Soms, als je naar school fietst, moet je omrijden. Er wordt weer eens gebouwd in de stad. De stad is nooit af. Dat is niet alleen zo in jouw woonplaats, maar overal in de wereld. In deze paragraaf leer je dat steden veranderen, maar niet overal op dezelfde manier.

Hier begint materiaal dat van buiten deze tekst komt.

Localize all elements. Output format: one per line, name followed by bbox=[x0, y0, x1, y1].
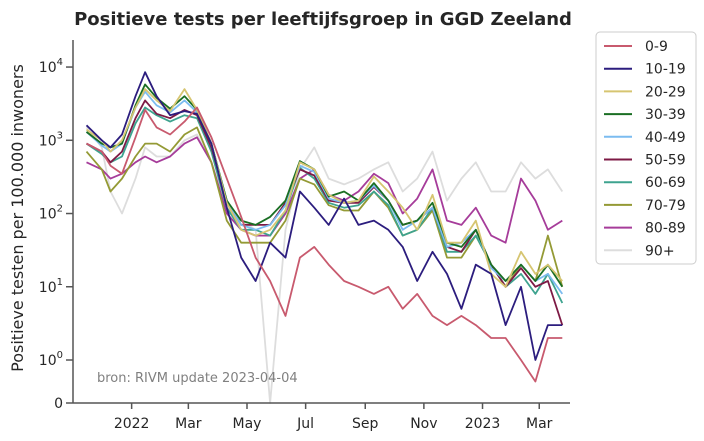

De grens tussen stad en platteland vervaagt
De grens tussen stad en platteland is tegenwoordig veel minder scherp dan vroeger. Het is nu een brede overgangszone. De stad waaiert uit over haar wijde omgeving met wegen, bedrijventerreinen en voorsteden. In westerse steden is dit proces al langer aan de gang. Veel stedelingen gingen al vanaf 1960 in ruim opgezette voorsteden wonen, in de buurt van de centrale stad (suburbanisatie). Nieuw is, dat steeds vaker aan de rand van de grote stad meestal bij een kruispunt van autowegen een compleet nieuwe stad ontstaat waar je kunt wonen, werken en winkelen, de randstad of zoals de Amerikanen zeggen de edge city. Ook in veel arme landen zie je dat de bevolking in steden en stadjes in de randzone sneller groeit dan in de megastad (bron 13). Veel migranten vestigen zich steeds vaker hier. Voordelen? Je woont er goedkoper, je hebt meer ruimte, je kunt er nog voedsel verbouwen en.. de stad is toch dichtbij.
Bron 13: De stad Kolkata in het noordoosten van India heeft naar schatting 14-20 miljoen inwoners. De rest van de regio verstedelijkt snel.
De westerse stad verandert
De Amerikaanse stad. Wanneer je naar het centrum van een Amerikaanse stad rijdt, verandert de omgeving (bron 14). Al ver buiten de stad liggen ruim opgezette woonwijken met laagbouw: de suburbs. Hier wonen mensen met een hoger inkomen. Je rijdt langs een gigantisch winkelcentrum of shopping mall. Dicht bij het centrum passeer je oudere woonwijken met een veel hogere dichtheid. Hier wonen mensen uit de lagere inkomensgroepen. In veel steden zijn dit probleemwijken. De rijkere bewoners zijn vertrokken naar de suburbs, de armere blijven achter. Hoog boven alles uit torent het centrum met zijn wolkenkrabbers. Dit is het zakencentrum, het CBD (Central Business District), met chique winkels, uitgaansgelegenheden maar vooral kantoren. Wonen is hier heel duur.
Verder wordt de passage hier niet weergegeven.